Washington D.C., Feb 27, 2022 / 03:03 am (CNA).
“Remember you are dust and to dust you shall return.”
Or, “Repent and believe in the Gospel.”
On Ash Wednesday, millions of Catholics throughout the English-speaking world will hear one of these two blessings as a priest applies ashes to their forehead in the sign of the cross.
But where exactly do the black or grey powdery ashes come from?
Per the instructions of the Roman Missal, ashes are typically supposed to be made from last year’s Palm Sunday palm branches.
These branches are then burned down into a fine powder and, in the United States, are mixed with holy water or chrism oil to create a light paste. In other parts of the world, sometimes dry ashes are sprinkled on the head rather than made into a paste.
BYOA – Burn Your Own Ashes
Fr. Dan Folwaczny is a priest with the Archdiocese of Chicago and serves as pastor at Our Lady of the Blessed Sacrament parish.
He told CNA that the parish burns their own palms from previous Palm Sundays.
“We have an order of palms that comes in, and some of them are handed out on Palm Sunday but some are leftover, and those we usually store away in the garage until the following year,” he told CNA.
“And then also we have some that people bring back, so people have had them in their houses in the lead-up to Lent, and we’ll tell people to bring them in to the church,” he said.
Then on the day before Ash Wednesday, all of the old palms are placed in a fire pit on the church steps.
“And then the school kids come out and we have a little prayer service and light it on fire,” Folwaczny said.
While some priests order palms from religious goods suppliers, Folwaczny said he has always had plenty of palms and ashes to spare.
“We actually still have plenty in reserve from previous years,” he said. “We could actually not [burn additional palms] for a couple of years and still be fine.”
A similar procedure for the burning of ashes is followed in many parishes and dioceses.
Fr. Harrison Ayre, with the Diocese of Victoria, British Columbia, told CNA on Twitter that he burns his own ashes for Ash Wednesday in a metal garbage bin “and they reduce to ashes quite nicely.”
Ash buyers
While many parishes use Ash Wednesday as an opportunity to use up last year’s palms, the Church also allows for the buying of ashes from religious goods suppliers.
Fr. Joseph Faulkner, a priest of the Diocese of Lincoln, Neb., told CNA on Twitter that he buys his ashes from religious goods suppliers to avoid sub-par or “stabby” ashes.
For Catholic parishes in Colorado, one of the most-used such suppliers is Gerken’s Religious Supplies.
“There is quite an art to (burning ashes),” Mike Gerken, the co-owner, told the Denver Catholic in 2017.

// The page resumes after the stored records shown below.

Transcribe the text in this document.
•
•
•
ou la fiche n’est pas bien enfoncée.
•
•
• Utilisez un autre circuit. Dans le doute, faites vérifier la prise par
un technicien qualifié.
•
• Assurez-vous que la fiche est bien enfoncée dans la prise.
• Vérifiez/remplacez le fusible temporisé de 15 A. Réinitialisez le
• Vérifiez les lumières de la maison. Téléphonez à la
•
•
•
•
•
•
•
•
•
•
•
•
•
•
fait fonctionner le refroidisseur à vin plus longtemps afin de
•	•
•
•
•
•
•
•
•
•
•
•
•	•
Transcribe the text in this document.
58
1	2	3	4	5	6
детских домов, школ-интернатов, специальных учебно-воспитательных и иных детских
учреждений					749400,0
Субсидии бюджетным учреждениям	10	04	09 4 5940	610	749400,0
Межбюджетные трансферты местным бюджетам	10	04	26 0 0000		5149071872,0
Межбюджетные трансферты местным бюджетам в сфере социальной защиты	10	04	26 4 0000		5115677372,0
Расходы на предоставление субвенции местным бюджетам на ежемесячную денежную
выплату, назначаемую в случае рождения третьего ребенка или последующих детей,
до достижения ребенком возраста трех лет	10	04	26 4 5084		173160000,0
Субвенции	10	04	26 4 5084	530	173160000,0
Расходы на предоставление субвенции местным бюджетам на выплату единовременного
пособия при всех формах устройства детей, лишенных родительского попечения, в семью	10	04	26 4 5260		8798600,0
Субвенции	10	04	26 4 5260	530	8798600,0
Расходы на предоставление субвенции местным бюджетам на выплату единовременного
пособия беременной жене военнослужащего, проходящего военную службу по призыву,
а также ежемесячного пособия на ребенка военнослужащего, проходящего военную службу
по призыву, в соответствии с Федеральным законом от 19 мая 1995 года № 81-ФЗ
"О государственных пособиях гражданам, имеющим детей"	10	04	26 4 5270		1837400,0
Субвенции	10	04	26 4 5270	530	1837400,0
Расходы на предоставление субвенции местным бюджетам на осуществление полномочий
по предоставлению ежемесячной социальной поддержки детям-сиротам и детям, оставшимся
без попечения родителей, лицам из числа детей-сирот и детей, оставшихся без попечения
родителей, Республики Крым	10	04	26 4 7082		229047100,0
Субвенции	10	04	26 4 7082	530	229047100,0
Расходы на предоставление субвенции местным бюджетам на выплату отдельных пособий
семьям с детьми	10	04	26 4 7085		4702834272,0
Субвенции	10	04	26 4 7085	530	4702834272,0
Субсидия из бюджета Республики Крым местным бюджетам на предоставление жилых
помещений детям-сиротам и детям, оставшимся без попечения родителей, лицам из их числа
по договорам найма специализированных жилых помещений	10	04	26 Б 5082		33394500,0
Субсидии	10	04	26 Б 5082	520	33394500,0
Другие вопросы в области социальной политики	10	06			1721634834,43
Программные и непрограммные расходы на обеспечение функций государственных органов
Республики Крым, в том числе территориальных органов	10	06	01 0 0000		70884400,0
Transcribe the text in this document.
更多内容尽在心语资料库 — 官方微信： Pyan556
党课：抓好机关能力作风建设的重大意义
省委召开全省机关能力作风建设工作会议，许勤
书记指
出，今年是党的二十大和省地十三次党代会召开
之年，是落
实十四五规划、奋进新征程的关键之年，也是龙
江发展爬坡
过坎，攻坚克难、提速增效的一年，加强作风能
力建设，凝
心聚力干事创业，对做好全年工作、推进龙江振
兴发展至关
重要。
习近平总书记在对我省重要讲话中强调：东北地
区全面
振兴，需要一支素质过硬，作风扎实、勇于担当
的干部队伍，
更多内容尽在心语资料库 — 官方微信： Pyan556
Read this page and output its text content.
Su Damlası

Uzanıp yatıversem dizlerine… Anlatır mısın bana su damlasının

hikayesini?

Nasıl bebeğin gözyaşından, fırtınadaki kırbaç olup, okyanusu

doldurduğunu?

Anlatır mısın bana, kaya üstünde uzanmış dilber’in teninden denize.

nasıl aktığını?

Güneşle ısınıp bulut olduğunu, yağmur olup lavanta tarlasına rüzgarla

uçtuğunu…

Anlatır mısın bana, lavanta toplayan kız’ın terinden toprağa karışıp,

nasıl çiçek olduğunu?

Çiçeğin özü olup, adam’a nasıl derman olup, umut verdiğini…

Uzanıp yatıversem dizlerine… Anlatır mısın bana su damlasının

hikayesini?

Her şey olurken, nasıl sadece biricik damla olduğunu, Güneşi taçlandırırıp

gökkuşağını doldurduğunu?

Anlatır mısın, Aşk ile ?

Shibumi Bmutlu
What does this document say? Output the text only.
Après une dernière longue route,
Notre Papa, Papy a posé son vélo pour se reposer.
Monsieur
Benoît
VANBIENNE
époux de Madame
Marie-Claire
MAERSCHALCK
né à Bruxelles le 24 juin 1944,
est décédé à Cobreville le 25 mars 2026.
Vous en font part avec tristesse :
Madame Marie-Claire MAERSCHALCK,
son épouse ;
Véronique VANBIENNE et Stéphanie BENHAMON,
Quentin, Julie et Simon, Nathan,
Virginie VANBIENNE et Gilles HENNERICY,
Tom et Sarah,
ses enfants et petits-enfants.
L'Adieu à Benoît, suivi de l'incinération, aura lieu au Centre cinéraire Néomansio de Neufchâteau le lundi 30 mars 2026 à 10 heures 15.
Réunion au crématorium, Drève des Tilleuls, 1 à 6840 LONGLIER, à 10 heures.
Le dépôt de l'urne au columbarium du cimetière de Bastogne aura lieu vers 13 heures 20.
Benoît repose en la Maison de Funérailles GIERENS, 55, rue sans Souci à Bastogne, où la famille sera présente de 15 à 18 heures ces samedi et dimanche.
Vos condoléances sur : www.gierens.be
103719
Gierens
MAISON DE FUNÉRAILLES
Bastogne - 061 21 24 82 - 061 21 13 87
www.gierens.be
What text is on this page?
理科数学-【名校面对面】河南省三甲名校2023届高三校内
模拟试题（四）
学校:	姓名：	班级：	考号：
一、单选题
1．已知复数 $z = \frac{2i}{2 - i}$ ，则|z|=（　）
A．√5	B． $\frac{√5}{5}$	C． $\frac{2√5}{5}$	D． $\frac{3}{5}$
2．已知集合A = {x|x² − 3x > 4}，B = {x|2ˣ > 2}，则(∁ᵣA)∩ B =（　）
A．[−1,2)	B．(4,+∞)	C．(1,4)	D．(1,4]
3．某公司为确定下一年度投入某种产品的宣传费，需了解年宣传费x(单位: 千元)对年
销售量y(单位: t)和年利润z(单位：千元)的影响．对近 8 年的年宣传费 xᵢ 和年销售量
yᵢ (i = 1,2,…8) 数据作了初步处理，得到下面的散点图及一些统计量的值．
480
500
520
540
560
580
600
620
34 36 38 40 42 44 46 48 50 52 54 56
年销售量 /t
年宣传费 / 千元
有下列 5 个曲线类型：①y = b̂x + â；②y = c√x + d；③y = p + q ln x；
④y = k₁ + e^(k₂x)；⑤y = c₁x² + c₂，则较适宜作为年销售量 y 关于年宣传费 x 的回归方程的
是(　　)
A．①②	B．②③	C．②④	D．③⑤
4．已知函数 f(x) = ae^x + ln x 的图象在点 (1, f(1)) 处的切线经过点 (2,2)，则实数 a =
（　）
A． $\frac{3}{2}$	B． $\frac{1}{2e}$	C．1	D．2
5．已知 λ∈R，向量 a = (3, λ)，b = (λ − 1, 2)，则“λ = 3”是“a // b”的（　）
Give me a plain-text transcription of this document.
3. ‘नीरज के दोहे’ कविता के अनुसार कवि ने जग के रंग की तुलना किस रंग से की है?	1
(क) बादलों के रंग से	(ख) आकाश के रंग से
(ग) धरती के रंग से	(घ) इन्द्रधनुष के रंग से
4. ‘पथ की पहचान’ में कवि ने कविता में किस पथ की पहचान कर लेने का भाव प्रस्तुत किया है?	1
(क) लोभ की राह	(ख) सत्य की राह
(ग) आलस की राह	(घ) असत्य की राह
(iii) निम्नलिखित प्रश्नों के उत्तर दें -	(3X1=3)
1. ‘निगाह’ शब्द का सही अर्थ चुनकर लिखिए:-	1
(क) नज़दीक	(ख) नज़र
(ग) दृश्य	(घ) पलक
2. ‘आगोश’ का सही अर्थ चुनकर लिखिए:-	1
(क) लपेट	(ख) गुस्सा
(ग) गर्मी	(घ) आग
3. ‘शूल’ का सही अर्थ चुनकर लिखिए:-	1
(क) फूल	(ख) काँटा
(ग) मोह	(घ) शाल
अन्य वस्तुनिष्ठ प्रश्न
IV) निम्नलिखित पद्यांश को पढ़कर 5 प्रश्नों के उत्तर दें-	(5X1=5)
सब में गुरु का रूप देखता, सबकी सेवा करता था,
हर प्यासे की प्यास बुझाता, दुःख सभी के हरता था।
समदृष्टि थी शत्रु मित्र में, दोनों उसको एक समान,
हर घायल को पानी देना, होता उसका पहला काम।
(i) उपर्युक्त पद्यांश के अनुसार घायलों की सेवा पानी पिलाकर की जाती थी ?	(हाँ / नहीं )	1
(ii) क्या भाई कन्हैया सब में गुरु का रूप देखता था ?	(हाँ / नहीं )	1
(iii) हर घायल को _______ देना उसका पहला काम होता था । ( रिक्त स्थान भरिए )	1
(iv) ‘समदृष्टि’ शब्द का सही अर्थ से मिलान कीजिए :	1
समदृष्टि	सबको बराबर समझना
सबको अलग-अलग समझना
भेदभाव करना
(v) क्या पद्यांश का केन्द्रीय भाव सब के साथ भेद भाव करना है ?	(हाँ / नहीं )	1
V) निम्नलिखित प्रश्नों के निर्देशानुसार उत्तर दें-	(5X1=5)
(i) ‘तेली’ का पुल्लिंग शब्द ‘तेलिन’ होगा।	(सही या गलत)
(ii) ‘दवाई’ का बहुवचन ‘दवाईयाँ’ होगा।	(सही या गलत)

“To get the good ash, you can’t just burn them. You have to let them smolder with no oxygen, and that’s where it gets the real charcoal black.”
Religious goods suppliers such as Gerken’s typically get their Palm Sunday palms, and sometimes the palm ashes as well, from palm suppliers in the warmer parts of the United States, such as California, Texas, Florida and other parts of the South.
Why Palm Sunday palms?
There is liturgical significance in the use of the palms from Palm Sunday, as opposed to other materials, to make the ashes for Ash Wednesday.
Father Randy Stice, associate director for the Secretariat of Divine Worship for the U.S. Bishops’ Conference, told CNA that the ashes made from palms remind us of what Lent is all about.
“Those branches herald Holy Week, the suffering death and resurrection of Christ,” Stice said. The feast of Palm Sunday occurs the beginning of Holy Week, which leads up to Easter. “Then that helps us identity with (Jesus) in Lent…it connects us with events in Christ’s own life,” he said.
Ashes have also long been a symbol of repentance and conversion, even in the Old Testament, Stice added.
“It’s an Old Testament and a New Testament symbol of repentance and conversion, sorrow for our sins, awareness of our frailty and mortality – [symbols] that have been taken up by the Church from the earliest stages.”